Let $\mathcal{S}$ be the Schwartz class and $\mathcal{S}'$ be its dual (also known as the set of tempered distributions). Let $\hat{u}$ denote the Fourier transform of the function $u$. Given a real number $s$, define the Sobolev space $H^{s}(\mathbb{R}) = \left\{u\in\mathcal{S}'(\mathbb{R}) : (1+\lambda^{2})^{\frac{s}{2}}\hat{u}(\lambda)\in L^{2}(\mathbb{R})\right\}$.
I'm trying to solve the following problem: can you find a function in $H^{\frac{1}{2}}(\mathbb{R})$ that is not in $L^{\infty}(\mathbb{R})$?
The problem gives a hint, but I think the hint was not written correctly. The hint is: choose a non-negative function $f\in L^{2}(\mathbb{R})$ such that $(1+\lambda^{2})^{\frac{-1}{4}}f(\lambda)\notin L^{1}(\mathbb{R})$. Then consider $u$ as the inverse Fourier transform of $(1+\lambda^{2})^{\frac{-1}{4}}f(\lambda)$.
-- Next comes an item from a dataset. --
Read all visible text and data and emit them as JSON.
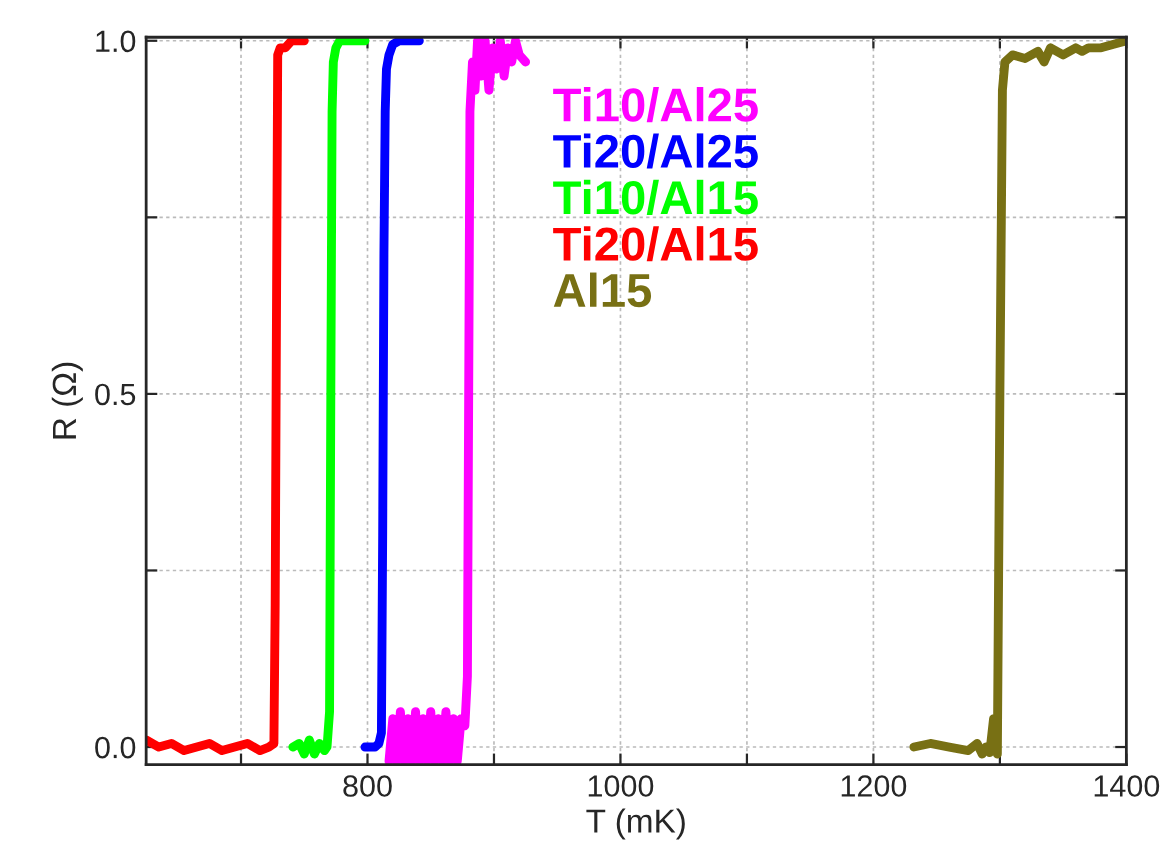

Does anyone know if this hint is correct, or if there is another way to solve the problem?
The hint is correct. The (inverse) Fourier transform of a nonnegative non-$L^1$ function $f$ blows up at $0$. A way to show it rigorously is to multiply $f$ by a "wide" Gaussian $e^{-\delta \xi^2}$ thus obtaining an $L^1$ function with large $L^1$ norm. The inverse Fourier transform of this product is the convolution of $\check{f}$ with a "narrow" Gaussian of unit $L^1$ norm. Direct evaluation shows that the convolution has a large value at $0$. This gives a lower bound for $\|\check f\|_{L^\infty}$.
An explicit example can be given: $\log\log |x|^{-1}$ or $\log^{p} |x|$ for $0<p<1$ (I mean to express the behavior near $0$ with these formulas, not the global behavior). A verification would be more difficult, though. If one knows that $H^{1/2}$ norm on a line is equivalent to $H^1$ norm of the harmonic extension to halfplane/disk, then it's easy: observe that the obvious extension $\log\log |z|^{-1}$ or $\log^{p} |z|$ has finite $H^1$ norm, and the harmonic extension minimizes $H^1$ norm.